Курьер вышел. Игнатьев запер дверь на ключ и, вынув из папки, лежащей на столе, лист бумаги, протянул Марго.

— Это все, что есть в деле на твоего Басаргина. Немного, но вполне достаточно, чтобы пустить его в распыл. Учти, восстанавливается при первой необходимости.

Марго пробежала глазами листок. «Михаил Иванович Соков». А он-то как успел? Он ведь умер. Но она не стала ни о чем спрашивать. Скомканный листок полыхнул в пепельнице и рассыпался горсткой пепла.

Марго принялась расстегивать пуговки блузки холодными сухими пальцами. Ей казалось, что они шелестят, как безжизненные осенние листья. Блузка скользнула на пол, за ней последовало кружевное белье. Она взялась было за юбку, но он рявкнул:

— Не надо!

Она повиновалась.

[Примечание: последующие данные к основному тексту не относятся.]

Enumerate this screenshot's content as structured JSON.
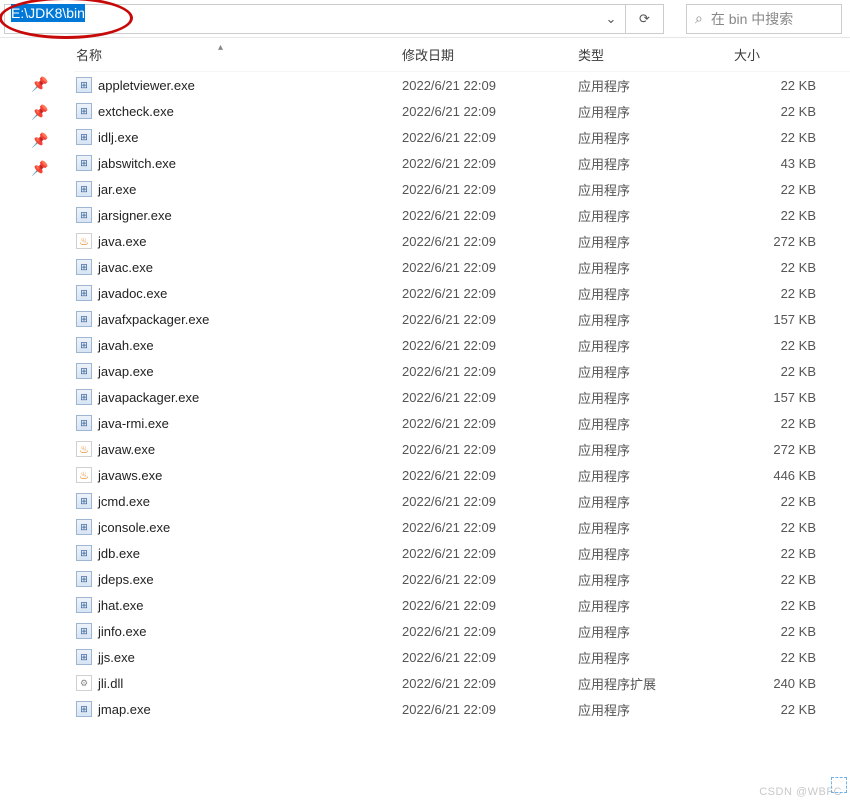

Игнатьев стоял, не шевелясь, и явно не собирался помогать ей. Она сама расстегнула ему ремень и опустила брюки. То, что составляет главную мужскую гордость, у Игнатьева напоминало смятую тряпочку, слишком маленькую для мужчины таких внушительных размеров.

Марго взяла это в руку и начала ритмично массировать. Скорее бы, скорее бы все это кончилось. Сколько она еще выдержит? Наконец он дрогнул, зарычал и набросился на нее, как дикий зверь. Завалил на стол, придавил намертво своим тяжелым телом.

— Я отдеру тебя так, как когда-то твой муженек. Прямо на столе, в одежде, как ресторанную девку. Я смотрел за вами в бинокль. Ты знала? Знала? Поэтому не задергивала занавески? Дразнила меня?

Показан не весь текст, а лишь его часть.